Edit: Reduced test file contents.

	# RUN: llvm-mca %s
	# LLVM-MCA-BEGIN foo
	addl	$42, %eax
	# LLVM-MCA-END

Added text diff of test file to review.

andreadb accepted this revision.Aug 17 2021, 7:29 AM

Sounds reasonable to me.

This revision is now accepted and ready to land.Aug 17 2021, 7:29 AM
This revision was landed with ongoing or failed builds.Aug 17 2021, 7:53 AM
This revision was automatically updated to reflect the committed changes.

AsmCommentConsumer::HandleComment() is documented as excluding "the newline for single-line comments" which I think is reasonable to interpret as excluding the entire CRLF. So, the code change LGTM.

The only AsmCommentConsumer providers that I see in-tree are in llvm-mca and llvm-exegesis; the latter avoids the problem because it calls StringRef::trim() on the provided comment as the first thing it does in its HandleComment() override. It looks like llvm-mca doesn't do that, so the validity of the test is actually dependent on llvm-mca being less deft with its string handling than llvm-exegesis. That doesn't seem especially robust.

Really what you want here is a unittest that exercises the HandleComment API. The only existing asm lexer test I see is llvm/unittests/MC/SystemZ/SystemZAsmLexerTest.cpp which you might be able to leverage; really you want a target-independent test, though, and the SystemZ test infrastructure does a bunch of things you don't need.

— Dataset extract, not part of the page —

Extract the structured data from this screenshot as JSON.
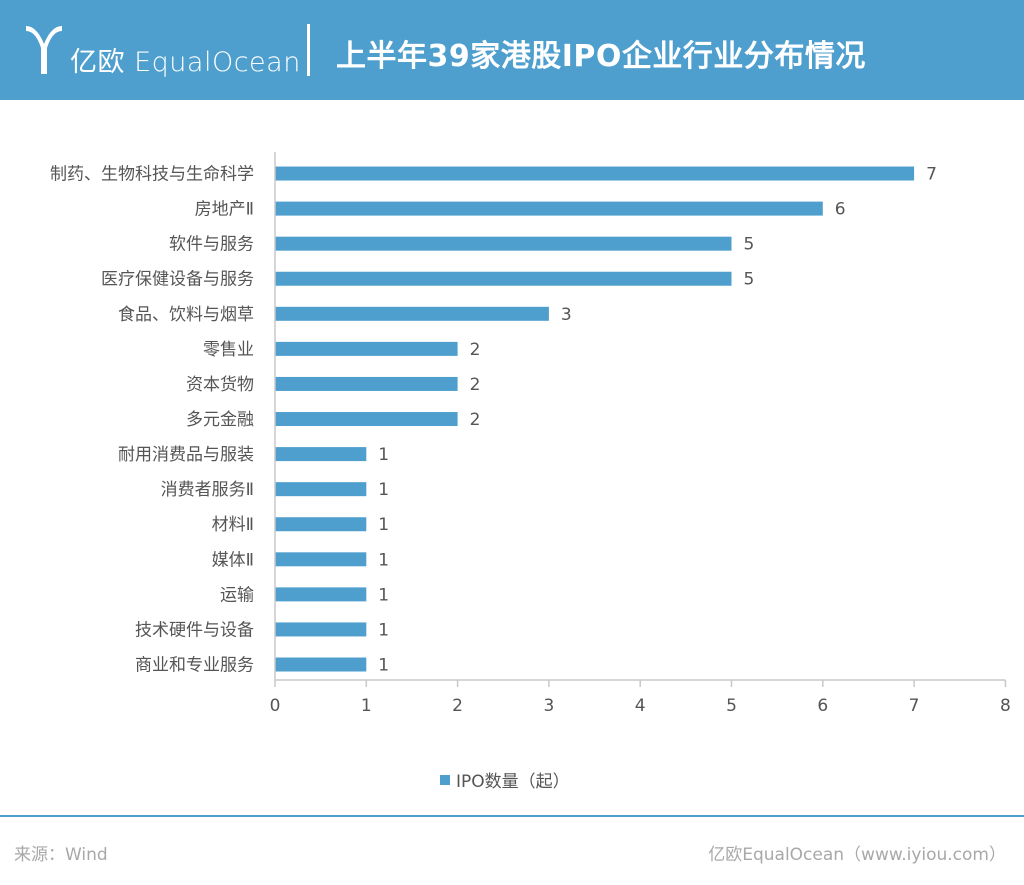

I see @andreadb already approved, so please take this as a follow-up.

thakis added a subscriber: thakis.Aug 17 2021, 8:11 AM

Not quite sure why, but this breaks tests on my m1 bot: http://45.33.8.238/macm1/16248/step_11.txt

Probably the -mtriple=x86_64 means this needs a REQUIRES: line -- or the test should move into llvm/test/tools/llvm-mca/X86?

Please take a look :)

StephenTozer added a comment.EditedAug 17 2021, 8:22 AM

Not quite sure why, but this breaks tests on my m1 bot: http://45.33.8.238/macm1/16248/step_11.txt

Probably the -mtriple=x86_64 means this needs a REQUIRES: line -- or the test should move into llvm/test/tools/llvm-mca/X86?

Please take a look :)

Indeed, my mistake - I saw that error and have pushed a fix up for it (moving the test into X86).

Seeing some further issues on buildbots due to the absence of a -mcpu flag passed into the command, fixing again.

Seeing some further issues on buildbots due to the absence of a -mcpu flag passed into the command, fixing again.

Happy now. Thanks for the fix!